Um em cada três ilegais na Holanda já foi recusado por um clínico geral ou hospital. E mais da metade não procura os serviços de saúde quando precisa. Foi o que apontou uma conversa com 110 pessoas que vivem no país sem documentos de permanência.
A Holanda tem entre 75 e 185 mil pessoas sem documentos de permanência. A grande maioria vem de outros continentes. Desde 1997, ilegais não podem fazer seguro de saúde na Holanda, mas quando precisam de atendimento médico têm que procurar os serviços públicos, e para isso precisam apresentar um seguro.
Margreet Kroesen, coordenadora da organização Médicos do Mundo em Amsterdã, é mediadora entre ilegais e funcionários dos serviços de saúde.
“O acesso ao atendimento médico é muito difícil para ilegais na Holanda. Há, relativamente, um número muito alto de recusas no país, não tanto por clínicos gerais, mas principalmente nos hospitais, porque aí trata-se de contas mais altas. Muitas vezes os ilegais têm que pagar na recepção do hospital antes de serem atendidos. E eles não têm o dinheiro porque não podem trabalhar, então voltam pra casa sem atendimento.”
Desde o início de 2009 existe um fundo especial do governo para atendimento médico a ilegais. Vários hospitais holandeses podem pedir restituição a este fundo pelos gastos com tratamento de ilegais. Aparentemente, um serviço bem planeado.
Primeiros socorros
Mesmo os hospitais que não têm acesso ao fundo atendem em situações de urgência. O hospital Sint Lucas Andreas, em Amsterdão, é um exemplo. Fee Willemborg é chefe do serviço de primeiros socorros:
”Primeiros socorros e grávidas nós sempre atendemos, isso é obrigatório na Holanda. Casos que não sejam de emergência nós enviamos a hospitais que possam declarar os custos ao fundo.
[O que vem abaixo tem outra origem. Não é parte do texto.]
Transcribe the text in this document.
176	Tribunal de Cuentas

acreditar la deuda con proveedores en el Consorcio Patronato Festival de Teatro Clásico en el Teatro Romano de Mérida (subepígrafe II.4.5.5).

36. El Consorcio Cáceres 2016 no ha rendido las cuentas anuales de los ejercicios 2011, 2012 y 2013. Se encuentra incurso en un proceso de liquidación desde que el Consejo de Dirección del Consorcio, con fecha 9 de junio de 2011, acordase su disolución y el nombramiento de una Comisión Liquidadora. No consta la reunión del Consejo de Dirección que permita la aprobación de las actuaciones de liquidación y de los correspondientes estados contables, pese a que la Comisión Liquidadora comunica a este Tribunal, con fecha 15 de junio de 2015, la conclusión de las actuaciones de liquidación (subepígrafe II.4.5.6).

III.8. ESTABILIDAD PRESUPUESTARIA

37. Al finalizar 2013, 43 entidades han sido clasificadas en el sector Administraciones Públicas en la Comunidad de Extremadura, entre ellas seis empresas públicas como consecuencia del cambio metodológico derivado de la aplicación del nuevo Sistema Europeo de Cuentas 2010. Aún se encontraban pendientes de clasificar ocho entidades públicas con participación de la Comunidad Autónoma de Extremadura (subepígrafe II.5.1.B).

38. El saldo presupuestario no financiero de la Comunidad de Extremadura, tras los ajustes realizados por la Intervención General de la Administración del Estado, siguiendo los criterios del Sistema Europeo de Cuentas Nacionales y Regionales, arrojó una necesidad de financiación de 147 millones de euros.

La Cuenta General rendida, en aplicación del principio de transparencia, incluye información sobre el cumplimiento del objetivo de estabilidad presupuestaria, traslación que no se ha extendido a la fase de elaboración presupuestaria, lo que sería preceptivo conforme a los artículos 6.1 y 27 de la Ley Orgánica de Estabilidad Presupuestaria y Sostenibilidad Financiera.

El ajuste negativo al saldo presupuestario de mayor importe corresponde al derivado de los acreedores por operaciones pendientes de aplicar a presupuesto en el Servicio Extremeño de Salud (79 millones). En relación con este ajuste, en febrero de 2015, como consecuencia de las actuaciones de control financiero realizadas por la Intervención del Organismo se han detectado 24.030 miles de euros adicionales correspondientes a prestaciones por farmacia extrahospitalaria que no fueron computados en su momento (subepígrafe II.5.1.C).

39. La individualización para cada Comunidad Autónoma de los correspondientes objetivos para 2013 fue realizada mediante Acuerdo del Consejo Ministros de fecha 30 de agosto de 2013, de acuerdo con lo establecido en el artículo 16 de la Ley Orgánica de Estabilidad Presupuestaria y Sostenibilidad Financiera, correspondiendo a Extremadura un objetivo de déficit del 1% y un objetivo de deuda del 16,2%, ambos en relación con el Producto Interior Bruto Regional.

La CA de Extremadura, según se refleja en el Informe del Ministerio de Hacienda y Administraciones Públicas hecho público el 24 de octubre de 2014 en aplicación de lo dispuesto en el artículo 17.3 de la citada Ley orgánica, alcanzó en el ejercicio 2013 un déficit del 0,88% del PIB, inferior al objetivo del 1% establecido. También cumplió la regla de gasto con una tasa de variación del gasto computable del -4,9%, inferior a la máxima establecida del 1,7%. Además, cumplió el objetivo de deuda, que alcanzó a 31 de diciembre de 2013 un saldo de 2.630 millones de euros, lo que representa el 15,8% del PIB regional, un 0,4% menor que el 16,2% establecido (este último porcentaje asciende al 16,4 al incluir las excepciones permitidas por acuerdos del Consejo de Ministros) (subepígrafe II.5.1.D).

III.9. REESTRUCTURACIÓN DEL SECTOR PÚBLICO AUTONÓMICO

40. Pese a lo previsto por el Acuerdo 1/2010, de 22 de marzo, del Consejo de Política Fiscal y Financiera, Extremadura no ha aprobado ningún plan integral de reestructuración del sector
Pedimos às pessoas, nos casos de atendimento de emergência, que paguem uma taxa de 250 euros, mas com ou sem dinheiro, elas são atendidas.”
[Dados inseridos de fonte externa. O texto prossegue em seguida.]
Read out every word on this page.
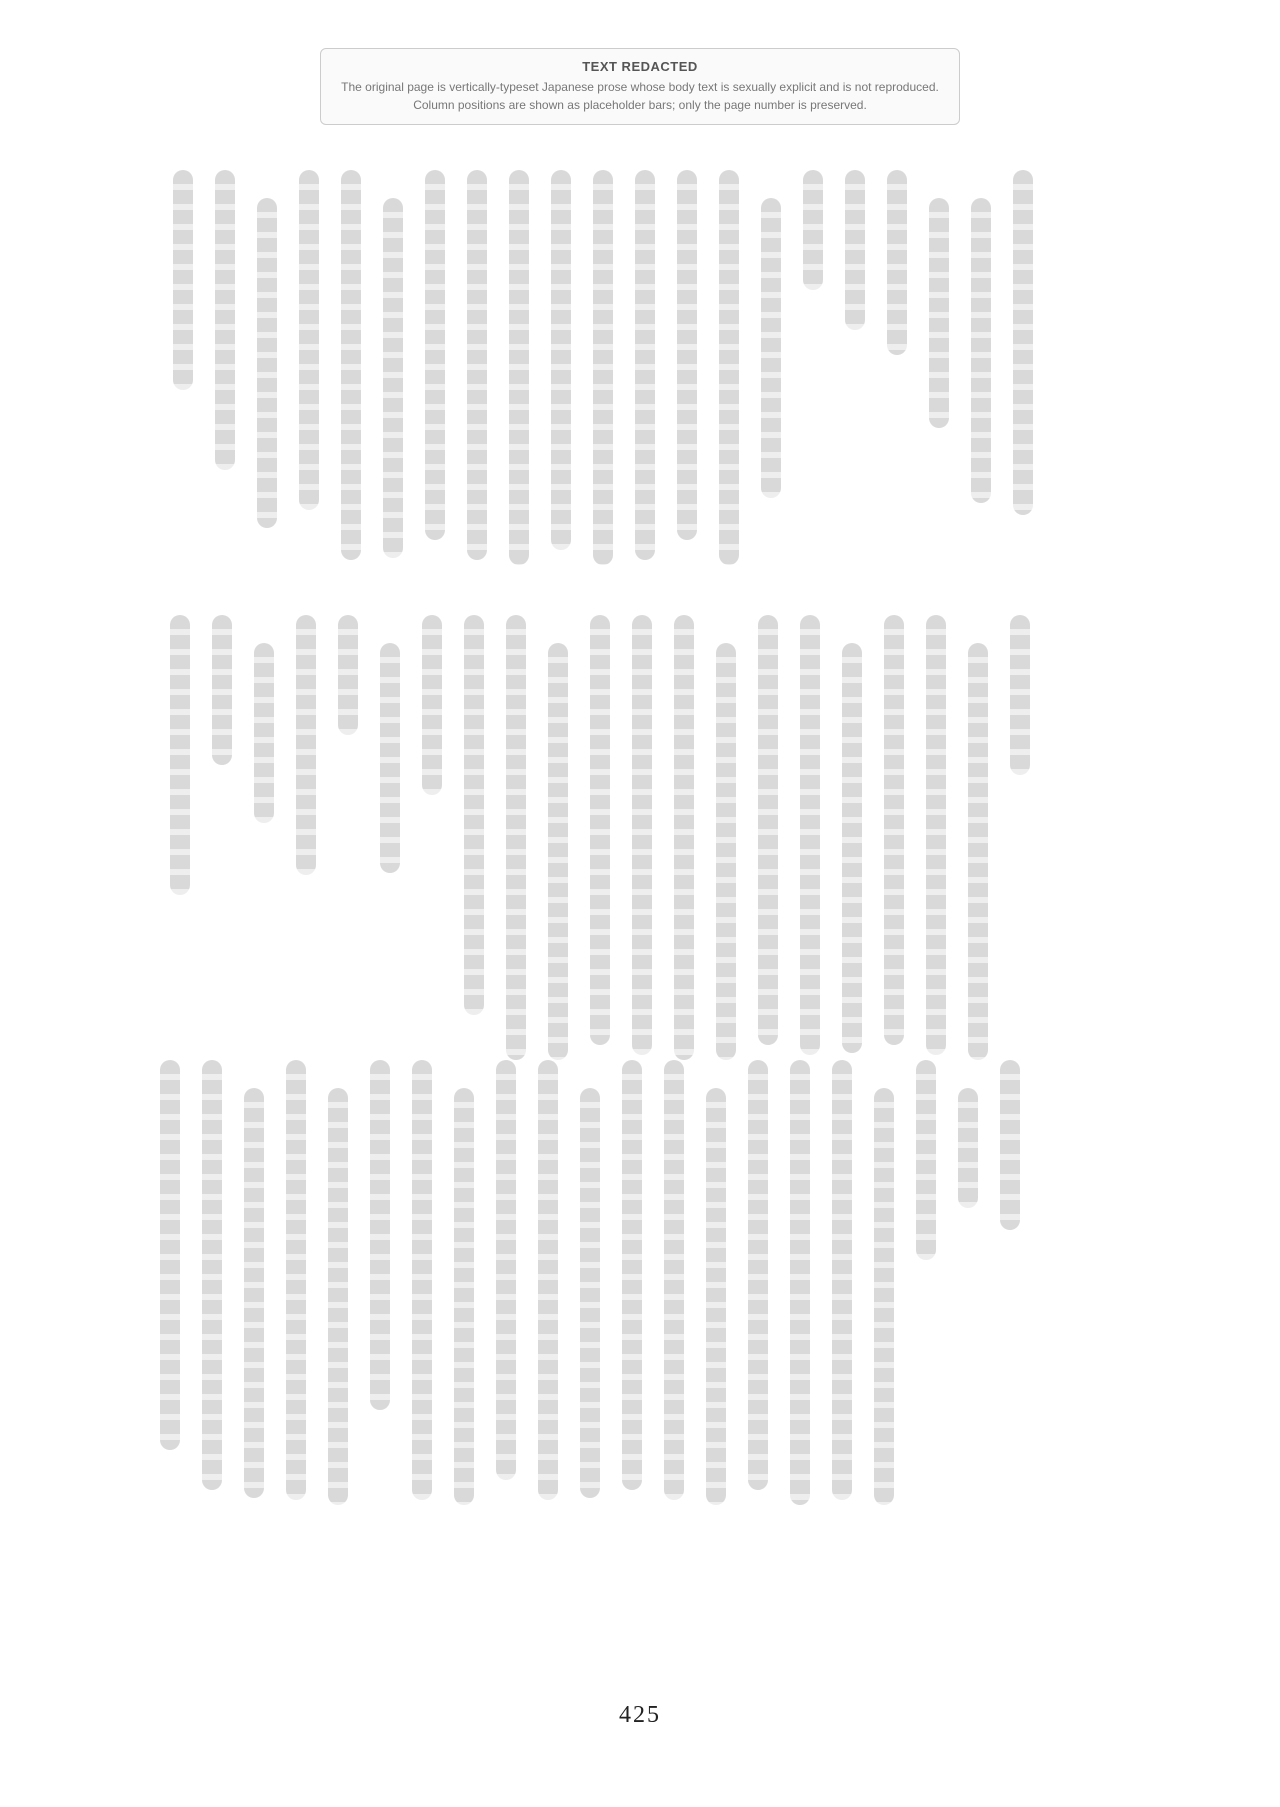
TEXT REDACTED
The original page is vertically-typeset Japanese prose whose body text is sexually explicit and is not reproduced. Column positions are shown as placeholder bars; only the page number is preserved.
425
Aparentemente, as coisas estão bem planeadas, mas na prática a situação é outra, conta Rianne Ederveen, que trabalha em um centro de apoio a ilegais. Ilegais às vezes são tratados de maneira brutal, até mesmo em casos de primeiros socorros, onde existe a obrigação de atendimento:
“Recentemente uma criança ilegal chegou a um hospital com uma perna quebrada para primeiros socorros. O funcionário exigiu que o serviço fosse pago antes, senão ela não seria atendida, e manteve sua posição até o fim, dizendo que mandaria a criança para casa de perna quebrada. Até que uma pessoa que havia sido testemunha do acidente ofereceu o pagamento. Só então a menina foi atendida.”
Outro grande problema é que ilegais quase não procuram serviços médicos. Por vergonha ou por medo de serem expulsos do país, diz Margreet Kroesen, do Médicos do Mundo.
“Este grupo demora muito mais a procurar atendimento que o holandês médio. Eles não sabem quais são seus direitos, frequentemente são traumatizados, têm vergonha porque só podem pagar uma parte dos custos, têm muito medo de serem denunciados, não sabem que os médicos têm que manter segredo profissional. Estas pessoas estão aqui tentando sobreviver e só vão ao médico quando as queixas são muito graves.”
Pilha de contas
Uma jovem turca na sala de espera da organização Médicos do Mundo comprovou o problema. Em sua mão, uma pilha de contas: “Tenho 27 anos e venho da Turquia. Moro aqui há sete anos. Meu filhinho está com câncer e, depois de uma mediação, foi operado. Agora tenho que pagar contas que chegam a 33 mil euros e eu não tenho dinheiro, não tenho trabalho, não sei o que fazer.”
O elogiado serviço ‘amigável ao paciente’ do sistema holandês, portanto, não é sempre um refúgio para imigrantes sem documentos. Funcionários dos serviços de saúde nem sempre estão bem informados das regras existentes para estes casos. Ilegais doentes são muitas vezes tratados de maneira ríspida e o grupo é muito vulnerável para protestar. Ainda não há uma solução a vista.